Saturday, July 21, 2018

#202 / Just Spell My Name Right

Pictured is "Big Tim" Sullivan, a New York City, Tammany Hall politician. Here is a brief biography from Wikipedia

Timothy Daniel Sullivan (July 23, 1862 – August 31, 1913) was a New York politician who controlled Manhattan's Bowery and Lower East Side districts as a prominent leader within Tammany Hall. He was euphemistically known as "Dry Dollar," as the "Big Feller," and, later, as "Big Tim" (because of his physical stature). He amassed a large fortune as a businessman running vaudeville and legitimate theaters, as well as nickelodeons, race tracks and athletic clubs. Sullivan in 1911 pushed through the legislature the Sullivan Act, an early gun control measure. He was a strong supporter of organized labor and women's suffrage. The newspapers depicted Big Tim as the spider in the center of the web, overstating his criminal activities and his control over gambling in the city. Welch says that, "assigning the role of vice lord to Sullivan gave Tammany's enemies a weapon to be wielded in every municipal election between 1886 and 1912.

Sullivan may also have been the person who first proclaimed, "I don't care what the newspapers say about me as long as they spell my name right." However, this attribution to Sullivan is not really clear. The honor might go, instead, to P.T. BarnumClick on this link to see a discussion about who said it first.

If you are interested enough in "Big Tim," you can click right here to find out more about the "gun control" legislation that Sullivan authored. According to the account that accompanied the picture featured at the top of this blog posting, the famous "Sullivan Act" was designed to take guns away from law-abiding citizens, while preserving the ability of gangs and mobsters to maintain their guns, all the better to terrorize the citizenry. 

I haven't done any real research on that topic, and am not at all sure that the claim just referred to is accurate. Wikipedia downrates claims that Sullivan was mobbed up, and pretty much identifies Sullivan as a progressive hero, advocate for the "little guy," backing women's suffrage and organized labor.  

I ran across Sullivan's name because of my interest in that well-known quote. These words about politics and publicity are the real subject of today's blog post: 

I don't care what the newspapers say about me as long as they spell my name right.
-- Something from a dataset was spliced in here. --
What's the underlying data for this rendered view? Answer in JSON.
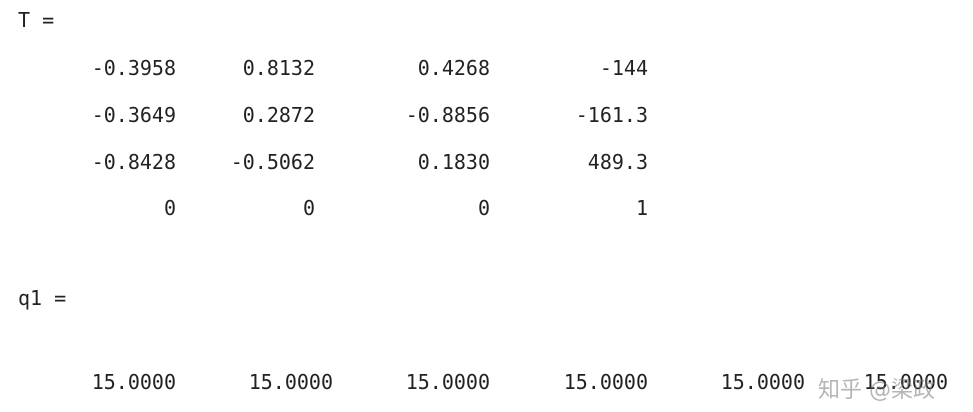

Having been an elected official myself, and one who was never supported by my hometown newspaper, and who thus received a lot of "negative publicity," I can verify that there is some truth in this observation. Which brings me to our current president, Donald J. Trump. 

I agree with Patrik Müller, a Swiss journalist. Müller points out, in a column in the June 19, 2018, Wall Street Journal, that Trump is glorying in, and profiting by, all the negative publicity he is receiving. Müller's article is titled, "The Press's Cult of Trump," and it is his observation that the press's obsession with our president's every utterance or action is helping to elevate the president's power and significance, and thus the president's ability to assert a political dominance that is in no way justified by any reality of his person or his politics.

Maybe Barnum, not Sullivan, really was the first person who first pointed out that even "bad" publicity is "good" publicity. Barnum has always been associated with the saying, "there's a sucker born every minute," and while the attribution of that saying is also contested, our president doesn't have to know where these observations came from to seize upon them as helpful guides to his political conduct. 

President Trump's ferocious obsession with the media and his willingness to do anything to get his name before the public indicate that he has learned these lessons well, no matter who first pointed out these political truths.

Without trying to discover the origins of this advice, maybe we can finally realize the profound significance of the observation that for a politician and public figure even "bad" publicity is often "good." 

Feed a cold, but starve a fever. That's another well-known advisory. Isn't that a pretty good prescription about how we should treat "Big Don" Trump, as he appeals for our attention?